La última estación

—Por Nereida H’antik

Desde que Brenda se subió al vagón, no levantó la vista del suelo. El traqueteo del tren no alcanzaba a cubrir el eco de sus pensamientos. En la estación anterior había dejado atrás más que una dirección: a su marido, después de la última discusión. El portazo en la cara, los papeles del divorcio sin firmar escondidos en la biblioteca, y una promesa rota.

El asiento de plástico crujía cada vez que cambiaba de postura, como si el vagón también se quejara del peso que llevaba.
Mauro, su amigo, subió en la estación siguiente. Se sentó frente a ella, la observó con una mezcla de preocupación y respeto. Sabía que algo había pasado, pero no preguntó de inmediato. Solo la saludó con una sonrisa leve, como quien espera que el silencio hable primero.

Intentó sacar un tema trivial, alguna anécdota sobre el trabajo, pero Brenda seguía allí, atrapada en ese portazo que aún resonaba en su cuerpo. No podía volver atrás, tampoco sabía si quería.

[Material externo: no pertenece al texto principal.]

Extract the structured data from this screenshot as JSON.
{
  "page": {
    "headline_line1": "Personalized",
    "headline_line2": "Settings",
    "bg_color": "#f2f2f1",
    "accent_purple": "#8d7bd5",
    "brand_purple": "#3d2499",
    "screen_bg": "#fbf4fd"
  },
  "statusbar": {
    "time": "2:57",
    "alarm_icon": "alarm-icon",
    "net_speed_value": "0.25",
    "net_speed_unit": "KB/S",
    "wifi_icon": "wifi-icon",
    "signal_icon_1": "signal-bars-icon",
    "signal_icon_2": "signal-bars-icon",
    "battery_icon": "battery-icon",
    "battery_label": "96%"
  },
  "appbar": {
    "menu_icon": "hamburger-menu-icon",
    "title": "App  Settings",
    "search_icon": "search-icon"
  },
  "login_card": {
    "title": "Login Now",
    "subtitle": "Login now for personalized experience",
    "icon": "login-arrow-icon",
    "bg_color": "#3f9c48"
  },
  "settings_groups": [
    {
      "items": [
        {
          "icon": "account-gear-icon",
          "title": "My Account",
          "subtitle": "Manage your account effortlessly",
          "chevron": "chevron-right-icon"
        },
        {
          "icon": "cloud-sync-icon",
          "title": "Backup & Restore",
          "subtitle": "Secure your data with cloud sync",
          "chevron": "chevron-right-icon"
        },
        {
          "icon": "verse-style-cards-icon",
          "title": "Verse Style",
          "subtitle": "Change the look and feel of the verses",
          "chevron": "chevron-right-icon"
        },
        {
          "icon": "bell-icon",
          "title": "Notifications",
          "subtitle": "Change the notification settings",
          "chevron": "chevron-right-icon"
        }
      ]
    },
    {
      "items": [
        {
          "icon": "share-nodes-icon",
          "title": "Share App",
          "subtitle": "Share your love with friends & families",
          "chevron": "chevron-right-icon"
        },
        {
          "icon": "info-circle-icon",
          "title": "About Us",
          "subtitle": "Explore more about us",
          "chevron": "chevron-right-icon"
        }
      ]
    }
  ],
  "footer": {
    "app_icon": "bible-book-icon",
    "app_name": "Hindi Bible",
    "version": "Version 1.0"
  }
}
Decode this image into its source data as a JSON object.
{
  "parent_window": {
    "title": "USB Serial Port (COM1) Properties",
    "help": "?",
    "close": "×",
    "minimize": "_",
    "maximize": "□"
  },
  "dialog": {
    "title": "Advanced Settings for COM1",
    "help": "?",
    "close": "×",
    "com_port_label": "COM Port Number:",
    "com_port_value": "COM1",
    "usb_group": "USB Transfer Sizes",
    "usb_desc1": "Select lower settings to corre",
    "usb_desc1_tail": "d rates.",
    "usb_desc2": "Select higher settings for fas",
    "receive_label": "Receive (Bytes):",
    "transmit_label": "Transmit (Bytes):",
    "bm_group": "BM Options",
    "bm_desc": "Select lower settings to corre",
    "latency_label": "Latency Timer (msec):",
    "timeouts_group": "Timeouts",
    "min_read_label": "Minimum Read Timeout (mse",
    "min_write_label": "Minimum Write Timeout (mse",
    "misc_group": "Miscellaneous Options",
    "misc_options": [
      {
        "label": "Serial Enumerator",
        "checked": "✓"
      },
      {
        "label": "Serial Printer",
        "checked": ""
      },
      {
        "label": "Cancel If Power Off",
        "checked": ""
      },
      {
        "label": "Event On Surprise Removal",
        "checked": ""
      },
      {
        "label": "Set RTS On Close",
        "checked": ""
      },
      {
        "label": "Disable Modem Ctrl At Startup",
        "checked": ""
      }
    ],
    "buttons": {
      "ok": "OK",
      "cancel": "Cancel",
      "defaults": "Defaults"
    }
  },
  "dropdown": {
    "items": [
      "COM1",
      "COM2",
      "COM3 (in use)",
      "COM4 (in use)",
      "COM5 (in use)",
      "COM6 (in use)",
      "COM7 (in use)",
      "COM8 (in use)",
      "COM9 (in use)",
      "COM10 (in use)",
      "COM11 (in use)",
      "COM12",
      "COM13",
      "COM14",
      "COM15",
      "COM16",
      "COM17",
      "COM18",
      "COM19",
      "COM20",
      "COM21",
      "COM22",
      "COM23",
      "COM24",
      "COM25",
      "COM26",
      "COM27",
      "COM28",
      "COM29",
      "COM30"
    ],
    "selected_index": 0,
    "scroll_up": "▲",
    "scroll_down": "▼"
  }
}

—¿Y ahora qué vas a hacer? —preguntó Mauro, suave.

Ella lo miró por primera vez. Tenía los ojos hinchados, pero en ellos ya no había furia. Solo cansancio. Y algo parecido al alivio.

—No lo sé. Pero al menos ya no voy a mentirme.

El tren seguía avanzando. No sabían a qué estación bajarían, pero por fin Brenda había decidido viajar con los ojos abiertos.